La Voix De Sidi Bel Abbes

4ème édition du Salon du Mariage: Les épousailles dans tous leurs états!

mariage

Dans le but d’encourager la consommation locale, de perpétuer les valeurs culturelles et de célébrer l’union sacrée qu’est le mariage, l’Agence de communication spécialisée dans l’événementiel, Kreadis, a annoncé le lancement de la 4ème édition du Salon du Mariage, labellisé «Le Mariage en Fête ». Cette manifestation se déroulera du 7 au 13 mai, au centre commercial Ardis, à Alger.

Vous êtes sur le point de préparer votre mariage? La 4ème édition du Salon du Mariage vous promettra de pouvoir rencontrer tous les prestataires de services afin de le préparer dans les meilleures conditions. Ce salon dont la troisième édition a connu un franc succès, de l’avis de ses organisateurs, sera, cette année, un lieu où se rassembleront des artisans, des fabricants et autres prestataires de services ainsi que des professionnels spécialisés dans l’organisation des fêtes de mariage. Si l’année dernière, le salon a enregistré plus de 20 000 visiteurs/jours, cette année les organisateurs tablent sur un chiffre plus important. Sponsorisé par le leader national en électroménager Condor, le salon se déroulera dans un chapiteau de 3000 m2 et permettra aux visiteurs de faire leurs emplettes à travers les nombreux stands.
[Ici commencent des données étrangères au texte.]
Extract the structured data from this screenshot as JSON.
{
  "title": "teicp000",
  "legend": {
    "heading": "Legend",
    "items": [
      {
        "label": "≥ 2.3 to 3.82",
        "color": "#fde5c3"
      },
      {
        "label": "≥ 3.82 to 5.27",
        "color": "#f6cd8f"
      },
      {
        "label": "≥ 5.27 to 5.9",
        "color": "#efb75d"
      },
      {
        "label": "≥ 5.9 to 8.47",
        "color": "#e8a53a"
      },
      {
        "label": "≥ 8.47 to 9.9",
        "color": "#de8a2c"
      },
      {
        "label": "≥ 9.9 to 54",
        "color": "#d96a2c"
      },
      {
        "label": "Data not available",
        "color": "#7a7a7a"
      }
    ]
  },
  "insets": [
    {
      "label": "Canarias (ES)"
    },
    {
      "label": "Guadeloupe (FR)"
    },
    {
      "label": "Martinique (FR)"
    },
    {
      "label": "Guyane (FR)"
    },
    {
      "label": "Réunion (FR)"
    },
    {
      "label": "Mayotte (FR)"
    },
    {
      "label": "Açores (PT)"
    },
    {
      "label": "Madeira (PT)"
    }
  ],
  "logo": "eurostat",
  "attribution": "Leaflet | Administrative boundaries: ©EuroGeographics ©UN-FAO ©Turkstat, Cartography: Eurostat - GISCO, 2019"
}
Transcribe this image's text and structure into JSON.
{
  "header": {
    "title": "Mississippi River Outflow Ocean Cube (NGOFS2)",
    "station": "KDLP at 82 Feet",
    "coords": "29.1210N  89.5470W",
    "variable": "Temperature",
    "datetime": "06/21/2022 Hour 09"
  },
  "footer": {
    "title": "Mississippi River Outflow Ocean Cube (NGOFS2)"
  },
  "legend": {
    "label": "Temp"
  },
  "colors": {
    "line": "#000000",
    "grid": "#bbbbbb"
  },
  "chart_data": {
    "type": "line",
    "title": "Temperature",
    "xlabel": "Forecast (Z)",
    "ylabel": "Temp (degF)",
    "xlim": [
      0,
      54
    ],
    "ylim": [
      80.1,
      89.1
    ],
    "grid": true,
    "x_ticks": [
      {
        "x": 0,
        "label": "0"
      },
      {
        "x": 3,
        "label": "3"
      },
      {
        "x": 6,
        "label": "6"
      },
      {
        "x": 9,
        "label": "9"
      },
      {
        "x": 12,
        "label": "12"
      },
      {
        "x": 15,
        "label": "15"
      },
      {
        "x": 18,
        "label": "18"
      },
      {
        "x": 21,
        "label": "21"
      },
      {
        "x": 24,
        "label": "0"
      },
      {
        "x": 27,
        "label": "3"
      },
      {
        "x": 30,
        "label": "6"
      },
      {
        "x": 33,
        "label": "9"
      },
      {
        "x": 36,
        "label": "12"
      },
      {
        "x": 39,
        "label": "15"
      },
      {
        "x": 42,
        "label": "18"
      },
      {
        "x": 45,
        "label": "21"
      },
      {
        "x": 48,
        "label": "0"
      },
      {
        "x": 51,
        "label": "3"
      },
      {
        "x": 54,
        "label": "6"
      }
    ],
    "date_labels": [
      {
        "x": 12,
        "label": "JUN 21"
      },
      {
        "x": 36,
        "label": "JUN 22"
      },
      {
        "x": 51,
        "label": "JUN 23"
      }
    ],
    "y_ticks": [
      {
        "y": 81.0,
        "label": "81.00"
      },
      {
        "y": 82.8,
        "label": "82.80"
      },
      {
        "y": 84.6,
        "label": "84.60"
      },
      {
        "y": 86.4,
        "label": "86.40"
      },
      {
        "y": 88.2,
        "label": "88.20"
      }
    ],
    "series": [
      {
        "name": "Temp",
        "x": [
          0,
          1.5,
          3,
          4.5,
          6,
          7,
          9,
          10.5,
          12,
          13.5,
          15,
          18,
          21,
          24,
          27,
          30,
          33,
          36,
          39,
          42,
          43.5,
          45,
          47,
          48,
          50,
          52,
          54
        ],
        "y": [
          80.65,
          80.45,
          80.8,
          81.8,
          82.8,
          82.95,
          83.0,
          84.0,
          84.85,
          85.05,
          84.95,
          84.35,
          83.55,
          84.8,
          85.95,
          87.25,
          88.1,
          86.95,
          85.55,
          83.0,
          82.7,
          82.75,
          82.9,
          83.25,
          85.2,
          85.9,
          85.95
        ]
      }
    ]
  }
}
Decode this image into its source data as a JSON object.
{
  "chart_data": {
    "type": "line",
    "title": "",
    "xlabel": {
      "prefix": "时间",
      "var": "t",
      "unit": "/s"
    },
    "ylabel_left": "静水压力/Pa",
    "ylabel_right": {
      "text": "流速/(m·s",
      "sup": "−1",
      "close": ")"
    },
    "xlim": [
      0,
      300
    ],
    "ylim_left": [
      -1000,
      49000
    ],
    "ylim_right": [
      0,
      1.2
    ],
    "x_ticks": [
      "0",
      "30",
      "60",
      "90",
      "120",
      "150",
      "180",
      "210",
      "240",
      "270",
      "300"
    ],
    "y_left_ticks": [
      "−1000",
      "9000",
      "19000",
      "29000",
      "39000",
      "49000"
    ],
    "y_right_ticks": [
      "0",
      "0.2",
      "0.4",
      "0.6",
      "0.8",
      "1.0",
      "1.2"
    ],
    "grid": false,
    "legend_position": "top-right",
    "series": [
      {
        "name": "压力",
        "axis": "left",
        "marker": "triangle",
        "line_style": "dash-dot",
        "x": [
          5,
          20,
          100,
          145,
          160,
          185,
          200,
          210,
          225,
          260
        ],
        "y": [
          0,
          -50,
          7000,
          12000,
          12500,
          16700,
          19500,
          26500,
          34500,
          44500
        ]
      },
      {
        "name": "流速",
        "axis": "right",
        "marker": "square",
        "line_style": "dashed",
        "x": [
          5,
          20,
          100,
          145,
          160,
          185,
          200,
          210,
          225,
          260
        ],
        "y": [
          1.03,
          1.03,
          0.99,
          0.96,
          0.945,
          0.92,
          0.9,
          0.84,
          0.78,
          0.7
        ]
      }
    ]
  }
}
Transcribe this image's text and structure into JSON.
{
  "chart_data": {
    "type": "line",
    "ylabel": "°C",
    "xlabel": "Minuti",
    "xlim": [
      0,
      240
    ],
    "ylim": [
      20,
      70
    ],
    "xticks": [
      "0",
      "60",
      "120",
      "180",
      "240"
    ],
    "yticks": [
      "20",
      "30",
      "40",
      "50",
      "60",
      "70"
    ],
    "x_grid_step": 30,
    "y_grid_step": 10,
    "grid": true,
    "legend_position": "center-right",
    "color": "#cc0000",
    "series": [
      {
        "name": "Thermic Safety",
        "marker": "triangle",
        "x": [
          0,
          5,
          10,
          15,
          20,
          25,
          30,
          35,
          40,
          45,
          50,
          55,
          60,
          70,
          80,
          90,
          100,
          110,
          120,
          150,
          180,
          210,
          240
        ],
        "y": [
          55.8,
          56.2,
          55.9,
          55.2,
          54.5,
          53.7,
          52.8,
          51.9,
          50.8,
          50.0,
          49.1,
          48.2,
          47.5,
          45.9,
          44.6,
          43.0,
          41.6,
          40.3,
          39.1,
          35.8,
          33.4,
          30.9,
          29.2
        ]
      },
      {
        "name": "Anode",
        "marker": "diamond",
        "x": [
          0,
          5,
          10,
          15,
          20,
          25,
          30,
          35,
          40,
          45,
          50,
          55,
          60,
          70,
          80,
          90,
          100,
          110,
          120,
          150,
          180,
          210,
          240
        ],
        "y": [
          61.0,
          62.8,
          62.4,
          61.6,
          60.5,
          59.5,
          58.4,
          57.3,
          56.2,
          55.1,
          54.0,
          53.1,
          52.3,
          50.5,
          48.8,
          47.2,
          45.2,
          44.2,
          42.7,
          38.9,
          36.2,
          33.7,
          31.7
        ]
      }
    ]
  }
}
Présenté comme un rendez-vous majeur pour encourager la consommation locale, le Mariage en Fête se veut un espace exposition-vente dont le maître mot est la mise en valeur du patrimoine culturel algérien à travers les us et les coutumes, le savoir-faire ainsi que les arts traditionnels et modernes de nos artisans et producteurs, précisent les organisateurs dans un communiqué. Sous le slogan, « mon bénéfice est dans le produit de mon pays », ce salon met en exergue l’aspect économique du mariage car avec plus de 300 000 unions par an), le mariage est un marché qui représente pas moins de 300 milliards de dinars.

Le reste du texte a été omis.